Ponpes Miftahulhuda Al-musri’ dimana rumah kediaman beliau terletak didalamnya, seketika itu hampir tidak bisa lagi menampung banjir manusia yang mengalir datang untuk berta’ziah, malam yang masih sedikit diguyur hujan tidak membuat surut langkah mereka untuk mencapai Al-musri’, dengan kendaraan apa saja yang bisa diperoleh disertai harapan bisa sampai saat pemakaman. Bisa dimengerti ketika setiap orang hendak mensholatkan jenazah, berebutan orang memasuki masjid Al-musri’ tatkala jenazah mulia itu di gotong dari tangan ketangan orang yang berseret dikediaman beliau sampai kedalam masjid. Tak kurang dari tujuh kali gelombang jama’ah berganti untuk mensholatkan jenazah dengan sikap duka yang mendalam diiringi dengan suara dzikir yang menyayat hati, bertindak sebagai imam pada gelombang pertama adalah putra tertua beliau yakni K. Zaenal Musthofa yang selanjutnya disusul oleh putra-putra beliau pada gelombang selanjut nya.

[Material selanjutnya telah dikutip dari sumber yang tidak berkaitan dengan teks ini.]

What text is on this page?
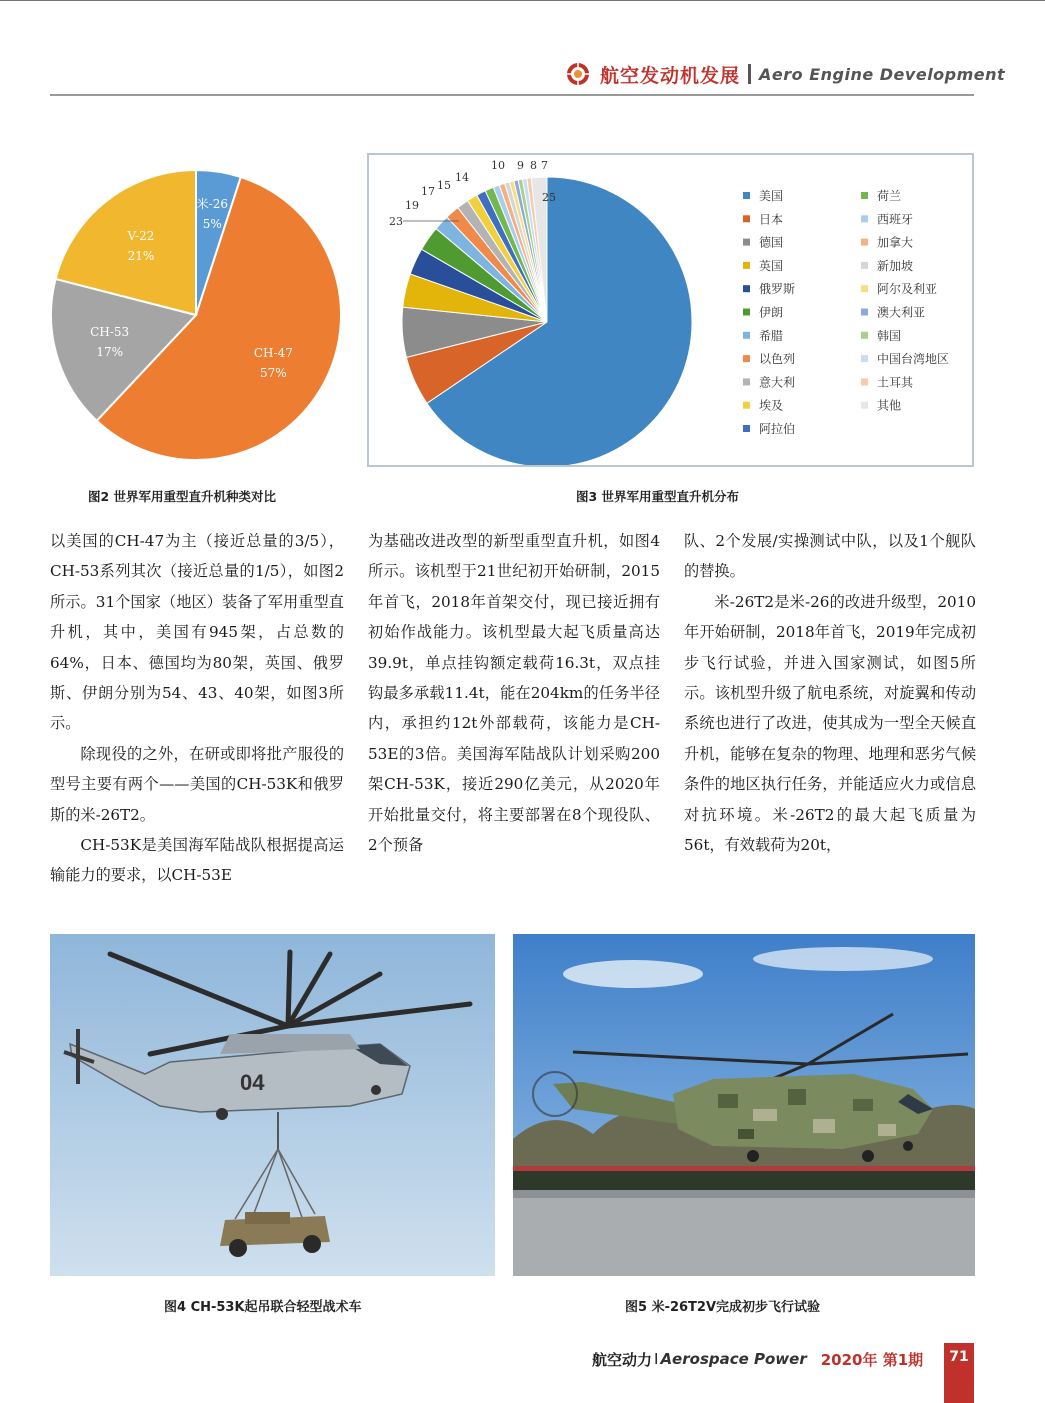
航空发动机发展 Aero Engine Development
米-26
5%
CH-47
57%
CH-53
17%
V-22
21%
图2 世界军用重型直升机种类对比
25
23
19
17 15
14
10 9 8 7
美国
日本
德国
英国
俄罗斯
伊朗
希腊
以色列
意大利
埃及
阿拉伯
荷兰
西班牙
加拿大
新加坡
阿尔及利亚
澳大利亚
韩国
中国台湾地区
土耳其
其他
图3 世界军用重型直升机分布

以美国的CH-47为主（接近总量的3/5），CH-53系列其次（接近总量的1/5），如图2所示。31个国家（地区）装备了军用重型直升机，其中，美国有945架，占总数的64%，日本、德国均为80架，英国、俄罗斯、伊朗分别为54、43、40架，如图3所示。

除现役的之外，在研或即将批产服役的型号主要有两个——美国的CH-53K和俄罗斯的米-26T2。

CH-53K是美国海军陆战队根据提高运输能力的要求，以CH-53E

为基础改进改型的新型重型直升机，如图4所示。该机型于21世纪初开始研制，2015年首飞，2018年首架交付，现已接近拥有初始作战能力。该机型最大起飞质量高达39.9t，单点挂钩额定载荷16.3t，双点挂钩最多承载11.4t，能在204km的任务半径内，承担约12t外部载荷，该能力是CH-53E的3倍。美国海军陆战队计划采购200架CH-53K，接近290亿美元，从2020年开始批量交付，将主要部署在8个现役队、2个预备

队、2个发展/实操测试中队，以及1个舰队的替换。

米-26T2是米-26的改进升级型，2010年开始研制，2018年首飞，2019年完成初步飞行试验，并进入国家测试，如图5所示。该机型升级了航电系统，对旋翼和传动系统也进行了改进，使其成为一型全天候直升机，能够在复杂的物理、地理和恶劣气候条件的地区执行任务，并能适应火力或信息对抗环境。米-26T2的最大起飞质量为56t，有效载荷为20t，

04
图4 CH-53K起吊联合轻型战术车	图5 米-26T2V完成初步飞行试验
航空动力 I Aerospace Power 2020年 第1期	71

Jenazahpun segera di berangkatkan ke lokasi pemakaman, sekalipun   masing banyak yang hendak mensholatkan, lagi pula Mama sering  berpesan  apayang di sabdakan oleh Rosullah Sallallohu A’laihi Wasallam tentang keharusan  menyegerakan pemakaman terhadap orang yang meninggal, terlebih saat sakaratul   maut datang menjemputnya KH. Ahmad Faqih tampak senyum cerah nan ikhlas  seakan rindu ingin segera memenuhi panggilan sang kholiq.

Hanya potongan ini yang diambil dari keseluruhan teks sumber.